Coach agile : un navigateur avisé, prudent et volontaire au milieu des courants des injonctions contradictoires…

  • Le 2 octobre 2018

Article rédigé par : Guillaume DUTEY HARISPE

L’agilité a le vent en poupe : tout le monde cherche “son” agilité comme une réponse à la disruption potentielle de son core-business, comme un remède magique pour accélérer le time-to-market, ou pour conquérir les marchés de demain avant les concurrents. Mais, au-delà des déclarations solennelles des comités exécutifs, des centres agiles qui poussent comme des champignons, des trains qui se lancent à pleine vitesse… force est de reconnaître que le business-as-usual (process, command&control, P&L…) garde aussi souvent ses droits. Alors, si dans le mot  “transformation” il y a l’idée de voyage, il se peut que ce voyage vers la terre agile— sorte de Nouveau Monde— passe part des zones où les courants soient contraires et où les récifs affleurent. 

 

 

Un rôle d’instigateur du changement dans cette traversée

Cette dynamique soudaine de nombreuses grandes organisations à souhaiter se “transformer” vers et grâce à l’agilité est assez enthousiasmante. Elle s’ancre dans le constat des limites du command&control, surtout dans des métiers intellectuels où l’insécurité envers les personnes, le premier effet est de paralyser leurs fonctions cognitives.

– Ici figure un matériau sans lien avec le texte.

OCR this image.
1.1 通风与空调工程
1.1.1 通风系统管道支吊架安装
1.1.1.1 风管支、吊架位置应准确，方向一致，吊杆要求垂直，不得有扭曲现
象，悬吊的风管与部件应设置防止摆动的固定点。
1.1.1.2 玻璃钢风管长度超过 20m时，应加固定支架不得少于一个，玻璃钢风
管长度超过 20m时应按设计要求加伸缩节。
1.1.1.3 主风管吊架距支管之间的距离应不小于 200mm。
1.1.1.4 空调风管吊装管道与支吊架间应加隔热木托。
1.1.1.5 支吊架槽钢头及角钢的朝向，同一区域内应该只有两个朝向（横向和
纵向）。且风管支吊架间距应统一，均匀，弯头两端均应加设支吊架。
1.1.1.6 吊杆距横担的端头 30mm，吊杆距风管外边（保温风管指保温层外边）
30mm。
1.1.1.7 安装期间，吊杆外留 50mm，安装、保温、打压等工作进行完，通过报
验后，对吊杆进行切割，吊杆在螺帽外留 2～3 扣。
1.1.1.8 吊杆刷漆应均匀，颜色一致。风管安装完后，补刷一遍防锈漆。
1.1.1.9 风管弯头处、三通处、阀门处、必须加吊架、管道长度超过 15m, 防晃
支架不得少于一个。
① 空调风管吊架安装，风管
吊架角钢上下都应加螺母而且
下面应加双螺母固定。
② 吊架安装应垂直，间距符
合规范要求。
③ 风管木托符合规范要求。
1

Les organisations sont désormais à la recherche d’un nouveau paradigme de management qui privilégie la concertation et la création de valeur au bénéfice du client en utilisant l’intelligence collective et l’amélioration continue.

 

  • Dans les systèmes complexes, des volontés manifestes de transformation

Ce mouvement est touchant, car il semble souvent profond et sincère de la part de personnes qui, à tous les «étages» du management des organisations, souhaitent sa venue et œuvrent en conséquence.

Ceci étant, dans des mondes professionnels fortement normé, il est compliqué de désamorcer d’un seul coup les process et les outils de contrôle qui régissent des ensembles comprenant plusieurs centaines ou milliers de personnes. Et les systèmes de contrôle en place ne prennent pas de gants pour rappeler à leur bon souvenir toutes les tentatives trop disruptives.

De fait, si à l’échelle des équipes on aperçoit vite des marges de manœuvre pour changer (bouger les interactions, changer les modalités de prise de décision, rendre visible le travail, et améliorer ensemble en apprenant de ses erreurs)… cela reste-t-il vrai quand on considère les interactions des équipes entre elles ? Avec leur management ? Avec le reste de l’organisation ? Une des questions-clés de la mise en place de l’agilité me semble résider ici.

 

  • Les habitudes structurelles s’opposent à la “disruption” 

Process un jour, process toujours… Pour répondre à cette complexité liée à l’interaction entre équipes allant vers l’agilité, des frameworks—souvent élégants— ont émergés puis rencontrés un accueil chaleureux des populations à tendances“organisationnelles” : voici venu le temps de l’agilité à l’échelle. Destiné à des projets de plus de cent personnes, sinon plus, ils proposent une organisation formalisée des transmissions d’informations et des prises de décision pour donner de la visibilité et de la sécurité à des (gros) projets agiles… selon ce que visibilité et sécurité peuvent dire dans le monde des processus et des indicateurs.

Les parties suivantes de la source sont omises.